Between September 2005 and October 2006, 10 patients who were having IVC filters placed underwent IVUS prior to filter implantation. With the anesthetized patient in a supine position, a 10-second IVUS recording of IVC motion below the renal veins was made during both normal respiratory cycles and Valsalva maneuvers. Diameters (n = 100 measurements) were measured from the epicenter of the lumen in both a long and short axis. Changes in diameters were evaluated using a Student f test for paired data; variations in IVC wall motion circumference of the vessel were compared using an analysis of variance for repeated measurements. lntra-/interobserver variability was analyzed with Bland-Altman plots.


The mean IVC diameter was 14.3±4.1 mm in the short axis and 23.2±3.5 mm in the long axis. There was significant variation in infrarenal IVC wall movement about the circumference, with 1.4±0.2 mm (range 0.6-1.8) displacement in the short axis and 1.0±0.2 mm (range 0.2-1.4) displacement in the long axis during the normal respiratory cycle (p=0.04). In the short axis, the IVC diameter significantly increased with Valsalva from 14.3±4.1 to 19.6±1.2 mm (p=0.0001); in the long axis, the diameter increased from 23.2 ±3.5 to 24±1.2 mm (p=0.02). With Valsalva, there was a significantly greater change in the short axis (30.9%±4.8%) compared to the long axis (3.4%±2.2%; p=0.0001). There were no significant differences in the interobserver and intraobserver measurements.

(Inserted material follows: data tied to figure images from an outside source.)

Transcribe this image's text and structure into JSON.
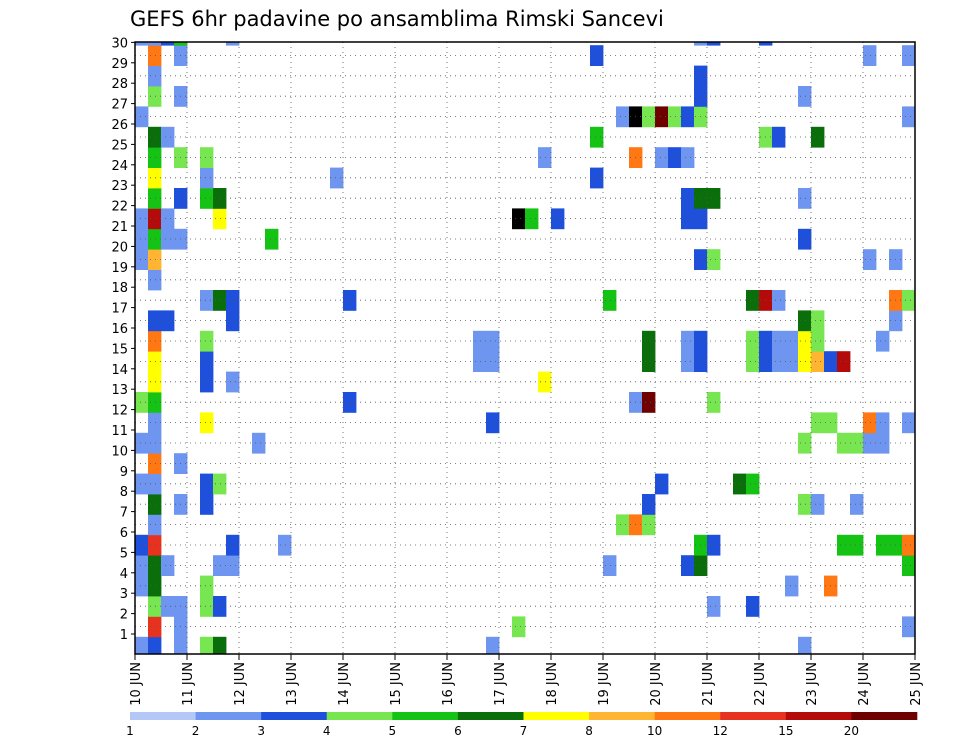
{
  "chart_data": {
    "type": "heatmap",
    "title": "GEFS 6hr padavine po ansamblima Rimski Sancevi",
    "x_unit": "6h steps",
    "x_ticks": [
      "10 JUN",
      "11 JUN",
      "12 JUN",
      "13 JUN",
      "14 JUN",
      "15 JUN",
      "16 JUN",
      "17 JUN",
      "18 JUN",
      "19 JUN",
      "20 JUN",
      "21 JUN",
      "22 JUN",
      "23 JUN",
      "24 JUN",
      "25 JUN"
    ],
    "y_ticks": [
      "1",
      "2",
      "3",
      "4",
      "5",
      "6",
      "7",
      "8",
      "9",
      "10",
      "11",
      "12",
      "13",
      "14",
      "15",
      "16",
      "17",
      "18",
      "19",
      "20",
      "21",
      "22",
      "23",
      "24",
      "25",
      "26",
      "27",
      "28",
      "29",
      "30"
    ],
    "xlim": [
      0,
      60
    ],
    "ylim": [
      0,
      30
    ],
    "colorbar": {
      "labels": [
        "1",
        "2",
        "3",
        "4",
        "5",
        "6",
        "7",
        "8",
        "10",
        "12",
        "15",
        "20"
      ],
      "colors": [
        "#b4c8f8",
        "#6e96f0",
        "#1e50dc",
        "#78e650",
        "#14c314",
        "#0a6e0a",
        "#ffff00",
        "#ffb432",
        "#ff7814",
        "#e6321e",
        "#b40a0a",
        "#6e0000"
      ]
    },
    "cells": [
      [
        0,
        0,
        1
      ],
      [
        1,
        0,
        2
      ],
      [
        3,
        0,
        1
      ],
      [
        5,
        0,
        3
      ],
      [
        6,
        0,
        5
      ],
      [
        27,
        0,
        1
      ],
      [
        51,
        0,
        1
      ],
      [
        1,
        1,
        9
      ],
      [
        3,
        1,
        1
      ],
      [
        29,
        1,
        3
      ],
      [
        59,
        1,
        1
      ],
      [
        1,
        2,
        3
      ],
      [
        2,
        2,
        1
      ],
      [
        3,
        2,
        1
      ],
      [
        5,
        2,
        3
      ],
      [
        6,
        2,
        2
      ],
      [
        44,
        2,
        1
      ],
      [
        47,
        2,
        2
      ],
      [
        0,
        3,
        1
      ],
      [
        1,
        3,
        5
      ],
      [
        5,
        3,
        3
      ],
      [
        50,
        3,
        1
      ],
      [
        53,
        3,
        8
      ],
      [
        0,
        4,
        1
      ],
      [
        1,
        4,
        5
      ],
      [
        2,
        4,
        1
      ],
      [
        6,
        4,
        1
      ],
      [
        7,
        4,
        1
      ],
      [
        36,
        4,
        1
      ],
      [
        42,
        4,
        2
      ],
      [
        43,
        4,
        5
      ],
      [
        59,
        4,
        4
      ],
      [
        0,
        5,
        2
      ],
      [
        1,
        5,
        9
      ],
      [
        7,
        5,
        2
      ],
      [
        11,
        5,
        1
      ],
      [
        43,
        5,
        4
      ],
      [
        44,
        5,
        2
      ],
      [
        54,
        5,
        4
      ],
      [
        55,
        5,
        4
      ],
      [
        57,
        5,
        4
      ],
      [
        58,
        5,
        4
      ],
      [
        59,
        5,
        8
      ],
      [
        1,
        6,
        1
      ],
      [
        37,
        6,
        3
      ],
      [
        38,
        6,
        8
      ],
      [
        39,
        6,
        3
      ],
      [
        1,
        7,
        5
      ],
      [
        3,
        7,
        1
      ],
      [
        5,
        7,
        2
      ],
      [
        39,
        7,
        2
      ],
      [
        51,
        7,
        3
      ],
      [
        52,
        7,
        1
      ],
      [
        55,
        7,
        1
      ],
      [
        0,
        8,
        1
      ],
      [
        1,
        8,
        1
      ],
      [
        5,
        8,
        2
      ],
      [
        6,
        8,
        3
      ],
      [
        40,
        8,
        2
      ],
      [
        46,
        8,
        5
      ],
      [
        47,
        8,
        4
      ],
      [
        1,
        9,
        8
      ],
      [
        3,
        9,
        1
      ],
      [
        0,
        10,
        1
      ],
      [
        1,
        10,
        1
      ],
      [
        9,
        10,
        1
      ],
      [
        51,
        10,
        3
      ],
      [
        54,
        10,
        3
      ],
      [
        55,
        10,
        3
      ],
      [
        56,
        10,
        1
      ],
      [
        57,
        10,
        1
      ],
      [
        1,
        11,
        1
      ],
      [
        5,
        11,
        6
      ],
      [
        27,
        11,
        2
      ],
      [
        52,
        11,
        3
      ],
      [
        53,
        11,
        3
      ],
      [
        56,
        11,
        8
      ],
      [
        57,
        11,
        1
      ],
      [
        59,
        11,
        1
      ],
      [
        0,
        12,
        3
      ],
      [
        1,
        12,
        4
      ],
      [
        16,
        12,
        2
      ],
      [
        38,
        12,
        1
      ],
      [
        39,
        12,
        11
      ],
      [
        44,
        12,
        3
      ],
      [
        1,
        13,
        6
      ],
      [
        5,
        13,
        2
      ],
      [
        7,
        13,
        1
      ],
      [
        31,
        13,
        6
      ],
      [
        1,
        14,
        6
      ],
      [
        5,
        14,
        2
      ],
      [
        26,
        14,
        1
      ],
      [
        27,
        14,
        1
      ],
      [
        39,
        14,
        5
      ],
      [
        42,
        14,
        1
      ],
      [
        43,
        14,
        2
      ],
      [
        47,
        14,
        3
      ],
      [
        48,
        14,
        2
      ],
      [
        49,
        14,
        1
      ],
      [
        50,
        14,
        1
      ],
      [
        51,
        14,
        6
      ],
      [
        52,
        14,
        7
      ],
      [
        53,
        14,
        2
      ],
      [
        54,
        14,
        10
      ],
      [
        1,
        15,
        8
      ],
      [
        5,
        15,
        3
      ],
      [
        26,
        15,
        1
      ],
      [
        27,
        15,
        1
      ],
      [
        39,
        15,
        5
      ],
      [
        42,
        15,
        1
      ],
      [
        43,
        15,
        2
      ],
      [
        47,
        15,
        3
      ],
      [
        48,
        15,
        2
      ],
      [
        49,
        15,
        1
      ],
      [
        50,
        15,
        1
      ],
      [
        51,
        15,
        6
      ],
      [
        52,
        15,
        3
      ],
      [
        57,
        15,
        1
      ],
      [
        1,
        16,
        2
      ],
      [
        2,
        16,
        2
      ],
      [
        7,
        16,
        2
      ],
      [
        51,
        16,
        5
      ],
      [
        52,
        16,
        3
      ],
      [
        58,
        16,
        1
      ],
      [
        5,
        17,
        1
      ],
      [
        6,
        17,
        5
      ],
      [
        7,
        17,
        2
      ],
      [
        16,
        17,
        2
      ],
      [
        36,
        17,
        4
      ],
      [
        47,
        17,
        5
      ],
      [
        48,
        17,
        10
      ],
      [
        49,
        17,
        1
      ],
      [
        58,
        17,
        8
      ],
      [
        59,
        17,
        3
      ],
      [
        1,
        18,
        1
      ],
      [
        0,
        19,
        1
      ],
      [
        1,
        19,
        7
      ],
      [
        43,
        19,
        2
      ],
      [
        44,
        19,
        3
      ],
      [
        56,
        19,
        1
      ],
      [
        58,
        19,
        1
      ],
      [
        0,
        20,
        1
      ],
      [
        1,
        20,
        4
      ],
      [
        2,
        20,
        1
      ],
      [
        3,
        20,
        1
      ],
      [
        10,
        20,
        4
      ],
      [
        51,
        20,
        2
      ],
      [
        0,
        21,
        1
      ],
      [
        1,
        21,
        10
      ],
      [
        2,
        21,
        1
      ],
      [
        6,
        21,
        6
      ],
      [
        29,
        21,
        12
      ],
      [
        30,
        21,
        4
      ],
      [
        32,
        21,
        2
      ],
      [
        42,
        21,
        2
      ],
      [
        43,
        21,
        2
      ],
      [
        1,
        22,
        4
      ],
      [
        3,
        22,
        2
      ],
      [
        5,
        22,
        4
      ],
      [
        6,
        22,
        5
      ],
      [
        42,
        22,
        2
      ],
      [
        43,
        22,
        5
      ],
      [
        44,
        22,
        5
      ],
      [
        51,
        22,
        1
      ],
      [
        1,
        23,
        6
      ],
      [
        5,
        23,
        1
      ],
      [
        15,
        23,
        1
      ],
      [
        35,
        23,
        2
      ],
      [
        1,
        24,
        4
      ],
      [
        3,
        24,
        3
      ],
      [
        5,
        24,
        3
      ],
      [
        31,
        24,
        1
      ],
      [
        38,
        24,
        8
      ],
      [
        40,
        24,
        1
      ],
      [
        41,
        24,
        2
      ],
      [
        42,
        24,
        1
      ],
      [
        1,
        25,
        5
      ],
      [
        2,
        25,
        1
      ],
      [
        35,
        25,
        4
      ],
      [
        48,
        25,
        3
      ],
      [
        49,
        25,
        2
      ],
      [
        52,
        25,
        5
      ],
      [
        0,
        26,
        1
      ],
      [
        37,
        26,
        1
      ],
      [
        38,
        26,
        12
      ],
      [
        39,
        26,
        3
      ],
      [
        40,
        26,
        11
      ],
      [
        41,
        26,
        3
      ],
      [
        42,
        26,
        2
      ],
      [
        43,
        26,
        3
      ],
      [
        59,
        26,
        1
      ],
      [
        1,
        27,
        3
      ],
      [
        3,
        27,
        1
      ],
      [
        43,
        27,
        2
      ],
      [
        51,
        27,
        1
      ],
      [
        1,
        28,
        1
      ],
      [
        43,
        28,
        2
      ],
      [
        1,
        29,
        8
      ],
      [
        3,
        29,
        1
      ],
      [
        35,
        29,
        2
      ],
      [
        56,
        29,
        1
      ],
      [
        59,
        29,
        1
      ],
      [
        0,
        30,
        1
      ],
      [
        1,
        30,
        1
      ],
      [
        2,
        30,
        2
      ],
      [
        3,
        30,
        4
      ],
      [
        7,
        30,
        1
      ],
      [
        43,
        30,
        1
      ],
      [
        44,
        30,
        2
      ],
      [
        48,
        30,
        2
      ]
    ]
  }
}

In the supine position, the IVC is elliptical and deforms anisotropically during the normal respiratory cycle. The greatest displacement (36%) is in the short axis during a Valsalva maneuver. These profound changes within the venous system will require intracaval devices to have active fixation to prevent migration. Devices should be designed to accommodate these changes to prevent fatigue failure.